Kurt Kluever and Richard Zanibbi
CAPTCHA’s are used for a variety of purposes, but most generally to combat spammers. A desirable CAPTCHA should be automatically generated, should not rely on secret databases or algorithms, should be usable, and should be hard to spoof. Most existing CAPTCHAs fail in one or more of these respects, usually usability.
This study proposes using video CAPTCHAs, in which videos are played and a human user is expected to propose appropriate tags for the video. The algorithm to create the CAPTCHA selects a random video from YouTube and uses text and metadata from Related Videos to generate an appropriate set of tags. Any tags that are too common, such as “funny” or “music,” are stripped out. The user’s results are graded by first being normalized to lowercase and removing punctuation and stop words and adding stem words so that “dogs” will match “dog,” and employed Levenshtein distance to allow for minor misspellings, etc.

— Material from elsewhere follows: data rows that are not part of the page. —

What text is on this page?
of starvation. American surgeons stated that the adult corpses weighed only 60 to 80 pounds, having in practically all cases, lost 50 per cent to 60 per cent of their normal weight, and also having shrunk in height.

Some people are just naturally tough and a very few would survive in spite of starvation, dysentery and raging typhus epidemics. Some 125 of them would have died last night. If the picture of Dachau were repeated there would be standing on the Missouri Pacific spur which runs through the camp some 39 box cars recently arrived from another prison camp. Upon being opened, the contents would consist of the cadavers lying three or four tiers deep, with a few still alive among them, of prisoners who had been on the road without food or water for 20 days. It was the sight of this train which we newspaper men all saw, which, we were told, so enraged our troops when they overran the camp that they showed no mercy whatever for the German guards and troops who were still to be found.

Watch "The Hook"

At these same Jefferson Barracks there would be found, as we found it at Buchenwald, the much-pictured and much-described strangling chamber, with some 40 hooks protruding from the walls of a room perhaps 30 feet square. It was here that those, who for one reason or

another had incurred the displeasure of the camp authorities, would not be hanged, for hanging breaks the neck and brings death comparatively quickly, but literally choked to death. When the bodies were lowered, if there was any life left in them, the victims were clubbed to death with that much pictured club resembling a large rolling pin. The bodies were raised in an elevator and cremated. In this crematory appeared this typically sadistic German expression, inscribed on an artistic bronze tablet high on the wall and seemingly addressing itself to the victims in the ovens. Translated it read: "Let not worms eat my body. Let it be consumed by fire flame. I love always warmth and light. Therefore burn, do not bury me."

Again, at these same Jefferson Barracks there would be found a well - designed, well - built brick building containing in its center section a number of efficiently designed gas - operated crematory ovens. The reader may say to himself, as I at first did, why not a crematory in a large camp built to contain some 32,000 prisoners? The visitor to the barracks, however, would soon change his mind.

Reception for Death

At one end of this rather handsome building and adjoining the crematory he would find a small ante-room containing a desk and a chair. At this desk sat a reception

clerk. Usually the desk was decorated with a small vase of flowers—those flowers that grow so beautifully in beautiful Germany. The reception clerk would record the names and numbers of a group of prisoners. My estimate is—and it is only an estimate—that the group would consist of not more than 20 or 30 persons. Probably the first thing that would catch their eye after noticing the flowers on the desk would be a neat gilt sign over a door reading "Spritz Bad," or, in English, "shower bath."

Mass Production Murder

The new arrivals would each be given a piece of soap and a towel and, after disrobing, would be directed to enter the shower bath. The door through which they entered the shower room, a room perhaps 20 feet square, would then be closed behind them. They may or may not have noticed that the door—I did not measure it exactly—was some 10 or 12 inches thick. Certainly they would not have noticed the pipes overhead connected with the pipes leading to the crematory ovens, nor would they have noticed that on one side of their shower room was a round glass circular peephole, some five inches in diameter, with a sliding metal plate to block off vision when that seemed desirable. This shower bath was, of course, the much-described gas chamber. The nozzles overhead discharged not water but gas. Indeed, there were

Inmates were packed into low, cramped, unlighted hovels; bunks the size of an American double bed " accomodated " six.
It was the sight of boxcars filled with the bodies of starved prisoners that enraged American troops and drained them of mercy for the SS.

There were two studies run online, one with 233 participants and one with 300, though only 143 and 184, respectively, completed the survey. The average completion time was 20 seconds in the first study and 17 seconds in the second study. Users reported finding the text CAPTCHAs faster, but the video CAPTCHAs more enjoyable. They simulated an attacker using tag frequency data from the database to guess for the video. For one twiddling of the settings humans were successful 77% of the time while the computer was only successful 2% of the time.